Taylor Foxx

(Rock Hill, S.C.) –- Students on college campuses, including at Winthrop University, have begun discussing the topic of sexual assault as a result of the #MeToo movement.

The conversation has been sparked by allegations of sexual misconduct brought against many celebrities, including Harvey Weinstein and Bill Cosby, and most recently Supreme Court Justice Brett Kavanaugh.

These developments have many Winthrop students asking questions, such as is their campus is safe? What effect do recent events have on survivors who want to come forward? And what services are available for survivors on campus?

Sierra Massey, a Winthrop student and member of a support group on campus for survivors, said she feels the university could do more to keep students safe on campus.

“I feel like there is a lot that needs to be worked on and that they say that we don’t have the budget for,” said Massey. “I think we need more cameras in more places, because anything can happen pretty much anywhere. It doesn’t make sense not to have cameras.”

However, Winthrop has taken action to improve safety after crimes have occurred on campus. For example, after an attempted robbery in 2016, which took place in the same area as a sexual assault case in 2014, Winthrop added more safety boxes and lights in the potentially dangerous area.

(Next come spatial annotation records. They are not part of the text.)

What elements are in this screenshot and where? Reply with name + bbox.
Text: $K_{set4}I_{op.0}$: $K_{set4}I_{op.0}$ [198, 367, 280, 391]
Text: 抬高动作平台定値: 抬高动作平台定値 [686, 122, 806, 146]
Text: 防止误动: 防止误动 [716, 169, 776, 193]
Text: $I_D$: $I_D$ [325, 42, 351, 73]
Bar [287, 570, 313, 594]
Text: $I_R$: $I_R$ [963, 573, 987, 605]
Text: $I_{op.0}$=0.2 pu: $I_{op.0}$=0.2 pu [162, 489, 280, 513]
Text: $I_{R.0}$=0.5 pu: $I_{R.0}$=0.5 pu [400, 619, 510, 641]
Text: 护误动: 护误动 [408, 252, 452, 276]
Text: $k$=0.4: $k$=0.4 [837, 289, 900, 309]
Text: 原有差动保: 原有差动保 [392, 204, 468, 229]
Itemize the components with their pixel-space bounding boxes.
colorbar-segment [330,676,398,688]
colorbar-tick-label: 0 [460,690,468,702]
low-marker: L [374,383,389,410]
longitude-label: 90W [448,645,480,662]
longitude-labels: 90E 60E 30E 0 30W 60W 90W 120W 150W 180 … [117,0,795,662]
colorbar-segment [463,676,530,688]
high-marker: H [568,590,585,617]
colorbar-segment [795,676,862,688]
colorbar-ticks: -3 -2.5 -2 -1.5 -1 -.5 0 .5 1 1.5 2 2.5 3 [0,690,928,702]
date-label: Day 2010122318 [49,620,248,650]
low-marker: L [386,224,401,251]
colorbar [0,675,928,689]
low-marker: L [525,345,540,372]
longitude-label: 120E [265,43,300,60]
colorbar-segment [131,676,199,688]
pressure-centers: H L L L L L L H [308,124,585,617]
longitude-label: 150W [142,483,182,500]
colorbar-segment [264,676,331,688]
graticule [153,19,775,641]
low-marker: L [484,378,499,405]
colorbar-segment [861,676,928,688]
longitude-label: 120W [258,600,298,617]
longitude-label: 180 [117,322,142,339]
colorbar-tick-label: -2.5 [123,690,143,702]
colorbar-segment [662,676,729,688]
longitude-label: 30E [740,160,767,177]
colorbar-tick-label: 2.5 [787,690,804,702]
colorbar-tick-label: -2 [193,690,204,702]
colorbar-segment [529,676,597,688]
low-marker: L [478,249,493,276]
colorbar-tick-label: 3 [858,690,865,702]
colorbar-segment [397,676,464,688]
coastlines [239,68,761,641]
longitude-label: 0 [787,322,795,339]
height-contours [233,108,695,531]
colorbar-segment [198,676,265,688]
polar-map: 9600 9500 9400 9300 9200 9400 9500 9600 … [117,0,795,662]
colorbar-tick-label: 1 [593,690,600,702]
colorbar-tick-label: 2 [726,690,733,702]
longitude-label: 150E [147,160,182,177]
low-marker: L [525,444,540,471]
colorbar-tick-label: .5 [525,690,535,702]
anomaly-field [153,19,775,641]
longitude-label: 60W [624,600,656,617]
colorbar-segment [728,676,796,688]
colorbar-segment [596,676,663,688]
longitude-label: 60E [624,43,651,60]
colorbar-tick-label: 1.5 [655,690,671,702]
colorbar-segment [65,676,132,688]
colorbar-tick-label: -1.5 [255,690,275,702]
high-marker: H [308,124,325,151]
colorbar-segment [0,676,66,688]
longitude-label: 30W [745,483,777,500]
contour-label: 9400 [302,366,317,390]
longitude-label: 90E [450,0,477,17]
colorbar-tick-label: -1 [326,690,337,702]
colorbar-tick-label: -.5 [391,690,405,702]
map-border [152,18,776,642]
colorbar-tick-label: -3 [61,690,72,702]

There are also resources available at the Office of Victims Assistance, which offers support for students who have fallen victim to crimes, such as sexual assault or domestic violence. The office offers advocacy, counseling and support groups for students who need help.

Desiree Black, a Winthrop student, said after she came forward as a survivor, the Office of Victims Assistance connected her with support group sessions, which helped her through a difficult situation.

“That was a pretty intense and scary process, but with the help of from the (Office of Victims Assistance) I felt safe and confident,” said Black. “It’s scary and it’s a scary process, but you have to have a lot of trust.”

Dr. Jennifer Disney, professor and director of the Women’s and Gender Studies program, said she fears recent accusations made by Dr. Christine Blasey Ford against Kavanaugh and the ultimate outcome of his confirmation, may cause victims to feel like they shouldn’t come forward about their experiences.

“I do think that a lot of survivors unfortunately may feel like: ‘Well, you can tell your story, but what would have happened if Dr. Ford would have just stayed silent? It’s the same outcome anyway. So, was it worth it,’” said Disney.

“That’s what I can hear and imagine survivors thinking. Was it worth it? And all I can say in response is, ‘I believe the truth is always worth it.’”

Disney said Winthrop hosts a number of events on sexual assault and works to create a safe environment for victims to come forward about their experiences.

Joan Harris, coordinator of the Office of Victims Assistance, said she wants students to know they understand how hard it can be to come forward.

“We believe you. We hear you. We are here to help you,” said Harris.